On les dénomme « les smart grids », capables de contribuer à résoudre des gros problèmes de déficit énergétique en électricité. Ils font déjà l’objet d’un projet pilote à Kinshasa et à Lubumbashi, mais sans une grande satisfaisantion chez les abonnés. 

Les compteurs communicants aident à produire des factures sur la consommation réelle. (Photo Wikipédia)
Les compteurs communicants aident à produire des factures sur la consommation réelle. (Photo Wikipédia)

Les entreprises Connecte Africa (Afrique du Sud) et Conolog (Egypte), en collaboration avec la Société nationale d’électricité (Snel), ont choisi des quartiers huppés de Kinshasa pour tenter l’expérience : Cité Verte, Cité Marie Olive Lembe, Cité Maman Mobutu, dans la commune de Mont Ngafula, et le quartier GB, à Gombe. Ce sont près de 7.000 compteurs qui ont été placés dans le but de permettre aux congolais d’économiser l’énergie électrique à travers la carte prépayée. Cette stratégie a été également adoptée pour donner accès à l’électricité au plus grand nombre en limitant la fraude et le vol. Ces pratiques étaient courantes dans de nombreux quartiers. D’après les experts en énergie, les habitants devraient avoir ainsi la possibilité de souscrire à des offres adaptées à leurs habitudes de consommation et à leur pouvoir d’achat. Mais à la cité Maman Mobutu, les avis sont partagés.

Nous n’avons juste utilisé que les ampoules économiques mais la carte s’est épuisée en moins d’une semaine. Ce qui n’est pas normal.

Un abonné Snel

Un médecin habitant ce quartier dénonce le dysfonctionnement de ces compteurs. « Nous n’avons juste utilisé que les ampoules économiques mais la carte s’est épuisée en moins d’une semaine. Ce qui n’est pas normal », s’exclame-t-il. Au quartier GB, un consommateur pointe du doigt le mauvais état des câbles électriques. « Ma carte est toujours chargée, mais l’électricité n’arrive pas dans la parcelle, suite à l’état de délabrement de nos lignes », déclare-t-il, recommandant qu’il faut d’abord procéder au renouvellement des infrastructures de distribution avant d’amorcer ce genre de projet.
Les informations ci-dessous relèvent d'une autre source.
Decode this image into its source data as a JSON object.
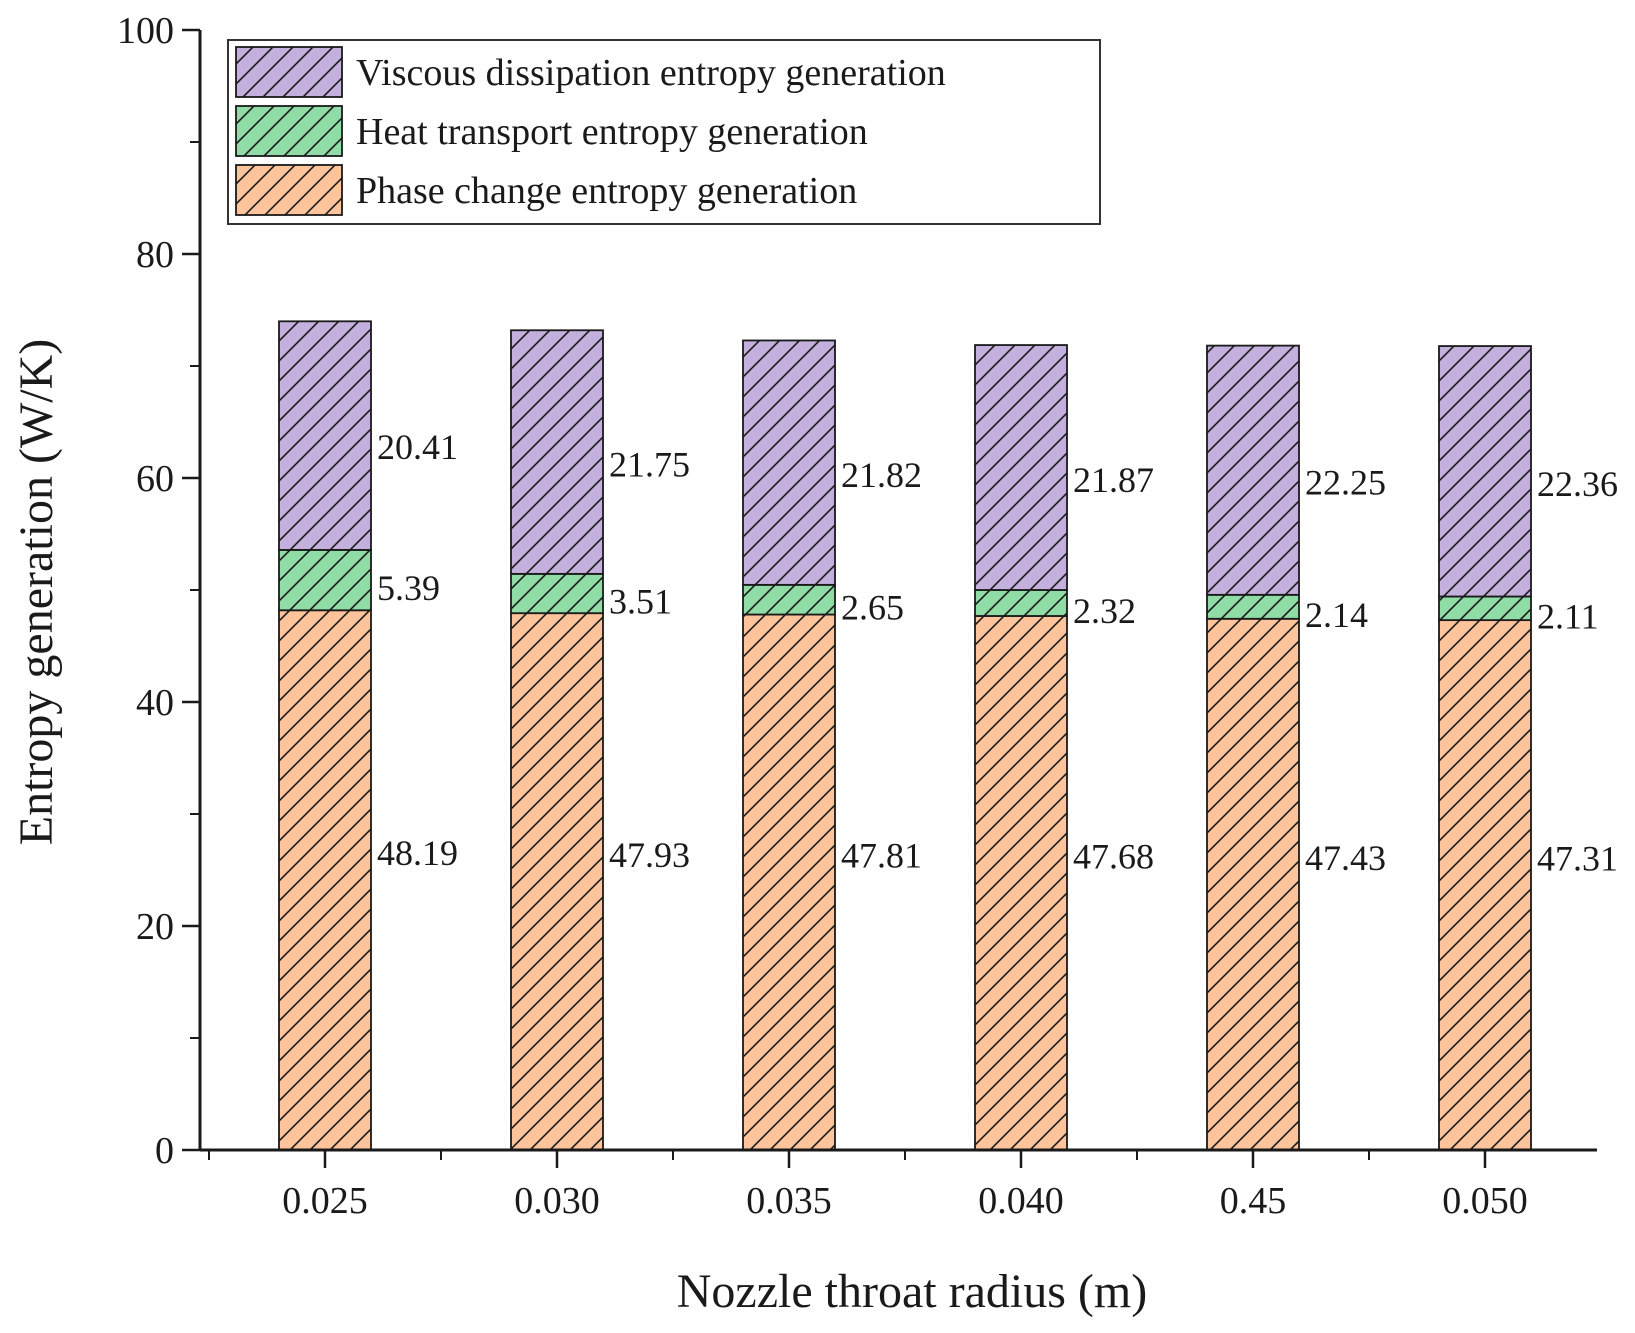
{
  "chart_data": {
    "type": "bar",
    "stacked": true,
    "title": "",
    "xlabel": "Nozzle throat radius (m)",
    "ylabel": "Entropy generation (W/K)",
    "ylim": [
      0,
      100
    ],
    "yticks": [
      0,
      20,
      40,
      60,
      80,
      100
    ],
    "y_tick_labels": [
      "0",
      "20",
      "40",
      "60",
      "80",
      "100"
    ],
    "grid": false,
    "legend_position": "top-left",
    "categories": [
      "0.025",
      "0.030",
      "0.035",
      "0.040",
      "0.45",
      "0.050"
    ],
    "series": [
      {
        "name": "Phase change entropy generation",
        "color": "#ffc49c",
        "values": [
          48.19,
          47.93,
          47.81,
          47.68,
          47.43,
          47.31
        ],
        "labels": [
          "48.19",
          "47.93",
          "47.81",
          "47.68",
          "47.43",
          "47.31"
        ]
      },
      {
        "name": "Heat transport entropy generation",
        "color": "#8fdca6",
        "values": [
          5.39,
          3.51,
          2.65,
          2.32,
          2.14,
          2.11
        ],
        "labels": [
          "5.39",
          "3.51",
          "2.65",
          "2.32",
          "2.14",
          "2.11"
        ]
      },
      {
        "name": "Viscous dissipation entropy generation",
        "color": "#c4b0dc",
        "values": [
          20.41,
          21.75,
          21.82,
          21.87,
          22.25,
          22.36
        ],
        "labels": [
          "20.41",
          "21.75",
          "21.82",
          "21.87",
          "22.25",
          "22.36"
        ]
      }
    ],
    "legend_order": [
      2,
      1,
      0
    ]
  }
}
Visiblement, le projet bute à de nombreux obstacles, empêchant aux clients l’accès, en temps réel, aux informations sur la consommation d’électricité. C’est un des objectifs visés. Le système, en lui, seul ne suffit pas. Nombre de bénéficiaires reconnaissent, certes, les avantages de la régularité de la desserte, mais les difficultés, selon eux, se situent au niveau de la vétusté des réseaux de distribution. « Le système de carte prépayée nous pousse à un usage modéré du courant électrique. Plus de facturation forfaitaire, une certaine régularité dans la fourniture de l’énergie s’installe, peu à peu, sauf en cas de coupure généralisée, de panne de câble ou d’intervention dans la cabine », témoigne un journaliste résidant à la Cité verte.

Coût élevé des compteurs

Le grand désavantage du projet, reconnu par les experts, réside dans le coût excessif pour l’achat et le déploiement des compteurs. Bien que les fonds mis en jeu pour ce projet à Kinshasa restent encore un mythe, en Afrique du Sud, le manque de moyens demeure l’un des verrous. Seules, trois entreprises, City Power, Itron et EDISON Power Group, ont réussi à investir 150 millions de dollars, montant prévu pour quadriller la ville de Johannesbourg. L’objectif est de placer un compteur, par foyer, et par entreprise, d’ici à 2015.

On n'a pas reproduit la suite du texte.